Su un altro fronte, Qualcomm ha acquisito questa settimana l’italiana Arduino per rafforzare la propria strategia nell’edge AI, ovvero l’AI eseguita direttamente su dispositivi periferici. L’obiettivo di Qualcomm è creare una piattaforma che unisca hardware open source accessibile (Arduino), software e servizi cloud, permettendo agli sviluppatori e produttori di portare modelli AI potenti ma leggeri su dispositivi reali con risorse limitate.

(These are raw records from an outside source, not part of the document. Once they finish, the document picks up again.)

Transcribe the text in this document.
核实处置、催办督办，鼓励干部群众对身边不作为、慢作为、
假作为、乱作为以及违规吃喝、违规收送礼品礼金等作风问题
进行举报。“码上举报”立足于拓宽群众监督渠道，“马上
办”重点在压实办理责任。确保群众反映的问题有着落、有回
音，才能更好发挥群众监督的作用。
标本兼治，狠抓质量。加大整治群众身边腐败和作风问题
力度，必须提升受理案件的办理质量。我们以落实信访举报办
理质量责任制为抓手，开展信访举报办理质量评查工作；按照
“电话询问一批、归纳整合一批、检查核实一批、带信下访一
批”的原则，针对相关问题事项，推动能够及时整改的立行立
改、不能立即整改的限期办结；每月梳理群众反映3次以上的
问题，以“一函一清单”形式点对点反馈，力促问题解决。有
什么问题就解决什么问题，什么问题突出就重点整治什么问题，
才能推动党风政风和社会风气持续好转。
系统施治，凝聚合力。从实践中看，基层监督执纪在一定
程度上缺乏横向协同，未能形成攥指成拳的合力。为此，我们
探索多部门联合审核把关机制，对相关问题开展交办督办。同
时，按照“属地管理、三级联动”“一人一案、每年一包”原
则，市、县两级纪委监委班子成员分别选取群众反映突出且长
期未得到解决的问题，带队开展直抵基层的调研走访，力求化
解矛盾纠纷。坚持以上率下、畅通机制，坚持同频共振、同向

Questo si allinea con l’approccio che cerca di sviluppare modelli LLM molto piccoli ed efficienti, addestrati con pochi dati ma capaci di compiti di ragionamento complessi, e lo sviluppo e il rafforzamento di dispositivi hardware con risorse limitate è una strada attuabile (nei modi e nelle condizioni ancora tutte da verificare). In pratica, queste ed altre iniziative puntano a democratizzare e rendere più sostenibile l’adozione dell’intelligenza artificiale avanzata, facendo in modo che AI sofisticate possano girare localmente senza la necessità di enormi infrastrutture cloud. E questo vuol dire meno dati (da selezionare meglio, anche in rispetto del copyright), meno energia elettrica, meno consumo di acqua, macchine di processamento più piccole e accessibili a tutti, maggiore privacy. E, di colpo, l’AI prende o può prendere delle strade più sensate, più accessibili. Più corrette.
Essere “contro” non serve a nulla; lavorare per capire cosa non funziona o cosa deve andare meglio mette in evidenza il ruolo degli esseri umani; l’etica non arriva dal negazionismo, ma dall’empatia, dalla comprensione, dall’analisi delle opzioni. Dal dialogo e dalla cultura.
Vorremmo trovare più spazi per questo dialogo, per questo confronto, per trasmettere cultura e sapere, per indirizzare verso lo studio. Chi pensa di avere capito argomenti così complessi senza questa fatica, solo a istinto o per posizionamento di comodo, non fa che apparire come una macchina, quella stessa che vorrebbe combattere. Nel frattempo, le macchine crescono, si evolvono, guadagnano intelligenza emotiva. E allora il rischio è che potranno essere più umane di noi.
Buona domenica, ci ritroviamo settimana prossima.